My favourite name for it is Talis' 'SPARQL Stored Procedure' (though
it's by far from a perfect analogy, it's catchy).
The version I pushed in 'Linked Open Services' research, and which the
BBC use in production in their Linked Data Platform, is based around
pre-stored CONSTRUCT queries and one connegs for a graph in Turtle/XML/JSON.
Wiki is one nice way to define this, but my spin was that these queries
should themselves be managed RESTfully (in SPIN-based representation,
for my taste, since all APIs should allow one to talk RDF... that's a
tangent, but one I still stand by)
Barry
On 18/04/2013 16:23, Alan Ruttenberg wrote:
Luca,
In the past I have suggested a simple way to create simple restful
services based on SPARQL. This could easily be implemented as an
extension to your beginning of restpark.
The idea is to have the definition of a service be a sparql query with
blanks, and possibly some extra annotations.
For restpark, where you want to do a simple triple service with any of
subject, predicate or object omitted:
/restpark?subject={subject}&predicate={predicate}&object={object}
Imagine a wiki page with a distinct namespace for defining these
services, like Template in mediawiki.
Within that:
Title: restpark
## directive: discard-blocks-with-empty-bind
## directive: dont-select ?s if $subject
## directive: dont-select ?p if $predicate
## directive: dont-select ?o if $object
select distinct ?s ?p ?o where
{ ?s ?p ?o.
{ {BIND {$subject as ?s}. }
{ {BIND {$object as ?s}. }
{ {BIND {$predicate as ?p} }
}
--
From this specification you can now generate (by script) a cgi to
handle the service.
The title of the page names the service. The directives I made up as
way to make your single service allow for optional parameters and for
not returning the supplied parameters. The rest service is implemented
by substituting the rest parameters into the SPARQL query and
processing any directives. The supplied directives would do what they
says, deleting, e.g., { {BIND {$object as ?s}. } if $object isn't
supplied, and removing ?o from the select.
Very many queries could be collapsed into simple rest calls with a
scheme like this.

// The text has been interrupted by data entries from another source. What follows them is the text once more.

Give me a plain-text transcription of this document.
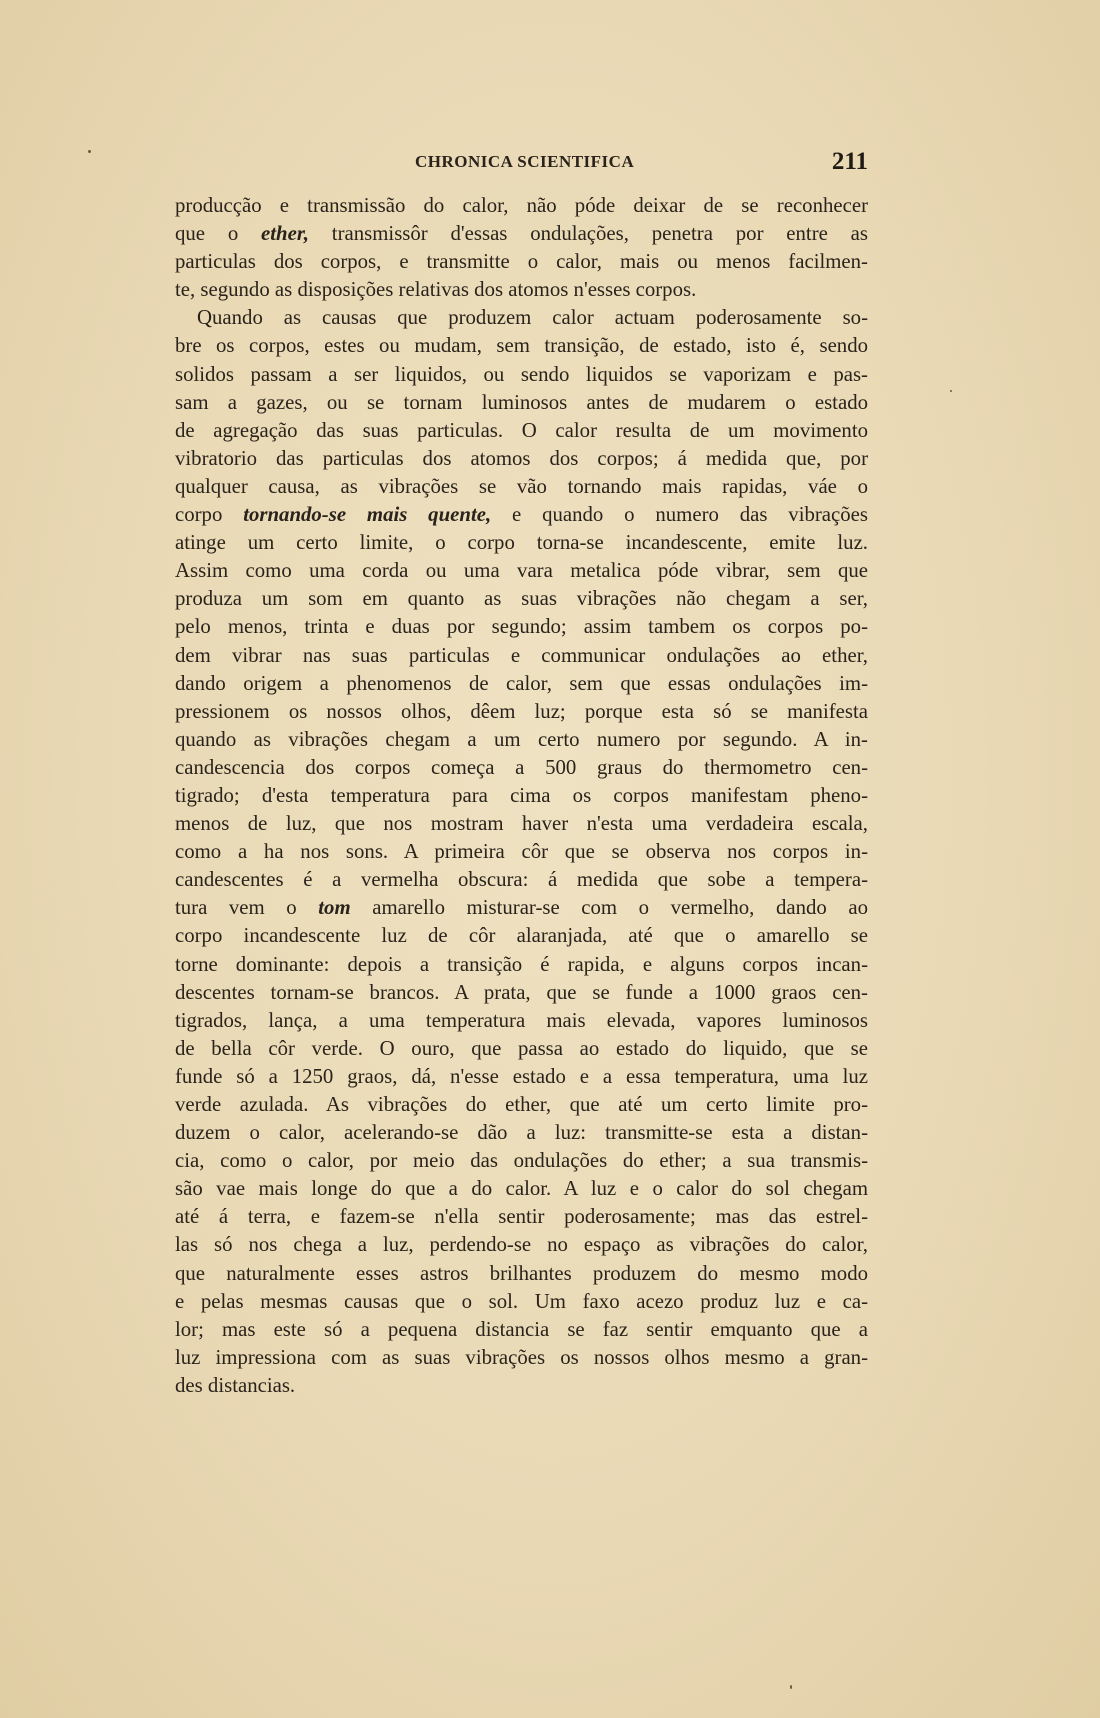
CHRONICA SCIENTIFICA	211
producção e transmissão do calor, não póde deixar de se reconhecer
que o ether, transmissôr d'essas ondulações, penetra por entre as
particulas dos corpos, e transmitte o calor, mais ou menos facilmen-
te, segundo as disposições relativas dos atomos n'esses corpos.
Quando as causas que produzem calor actuam poderosamente so-
bre os corpos, estes ou mudam, sem transição, de estado, isto é, sendo
solidos passam a ser liquidos, ou sendo liquidos se vaporizam e pas-
sam a gazes, ou se tornam luminosos antes de mudarem o estado
de agregação das suas particulas. O calor resulta de um movimento
vibratorio das particulas dos atomos dos corpos; á medida que, por
qualquer causa, as vibrações se vão tornando mais rapidas, váe o
corpo tornando-se mais quente, e quando o numero das vibrações
atinge um certo limite, o corpo torna-se incandescente, emite luz.
Assim como uma corda ou uma vara metalica póde vibrar, sem que
produza um som em quanto as suas vibrações não chegam a ser,
pelo menos, trinta e duas por segundo; assim tambem os corpos po-
dem vibrar nas suas particulas e communicar ondulações ao ether,
dando origem a phenomenos de calor, sem que essas ondulações im-
pressionem os nossos olhos, dêem luz; porque esta só se manifesta
quando as vibrações chegam a um certo numero por segundo. A in-
candescencia dos corpos começa a 500 graus do thermometro cen-
tigrado; d'esta temperatura para cima os corpos manifestam pheno-
menos de luz, que nos mostram haver n'esta uma verdadeira escala,
como a ha nos sons. A primeira côr que se observa nos corpos in-
candescentes é a vermelha obscura: á medida que sobe a tempera-
tura vem o tom amarello misturar-se com o vermelho, dando ao
corpo incandescente luz de côr alaranjada, até que o amarello se
torne dominante: depois a transição é rapida, e alguns corpos incan-
descentes tornam-se brancos. A prata, que se funde a 1000 graos cen-
tigrados, lança, a uma temperatura mais elevada, vapores luminosos
de bella côr verde. O ouro, que passa ao estado do liquido, que se
funde só a 1250 graos, dá, n'esse estado e a essa temperatura, uma luz
verde azulada. As vibrações do ether, que até um certo limite pro-
duzem o calor, acelerando-se dão a luz: transmitte-se esta a distan-
cia, como o calor, por meio das ondulações do ether; a sua transmis-
são vae mais longe do que a do calor. A luz e o calor do sol chegam
até á terra, e fazem-se n'ella sentir poderosamente; mas das estrel-
las só nos chega a luz, perdendo-se no espaço as vibrações do calor,
que naturalmente esses astros brilhantes produzem do mesmo modo
e pelas mesmas causas que o sol. Um faxo acezo produz luz e ca-
lor; mas este só a pequena distancia se faz sentir emquanto que a
luz impressiona com as suas vibrações os nossos olhos mesmo a gran-
des distancias.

If you implemented it by referring to a wiki for the
specifications, services could be added easily, even by users of your
service.
In fact you don't really need to compile the spec to a service in
advance. Simply configure apache to redirect to single script that
looks up the specification dynamically from the wiki, generates some
perl (or other easily compilable language) to implement the service,
then invokes it.
You can expand how expressive your language for defining services by
adding further directives, or by bits of syntax that can be easily be
distinguished from SPARQL.
We played around with this idea in the Neurocommons project, but
didn't deploy such a service as there were other issues that were more
pressing.
Regards,
Alan
On Tue, Apr 16, 2013 at 1:52 PM, Luca Matteis <[email protected]
<mailto:[email protected]>> wrote:
I have recently created Restpark: http://lmatteis.github.io/restpark/
It's my way of pushing a standard RESTful interface for accessing
RDF data. Still in its very infancy but hopefully it can be
something to consider. I personally think the Semantic Web
community desperately needs a simpler protocol for querying RDF,
along side SPARQL. I have nothing against SPARQL, it's an
important standard to have. But something simpler and RESTful
needs to be part of the Semantic Web stack.
The entire web community is used to consuming APIs as simple HTTP
requests (REST). Would you imagine GitHub, Flickr, or any other
web-service API actually exposing SQL instead of their RESTful
API? It would make things a bit more complicated for third-parties
in my opinion, but more importantly it would make things so much
more complicated for services to implement.
I would love to think what the community thinks about this.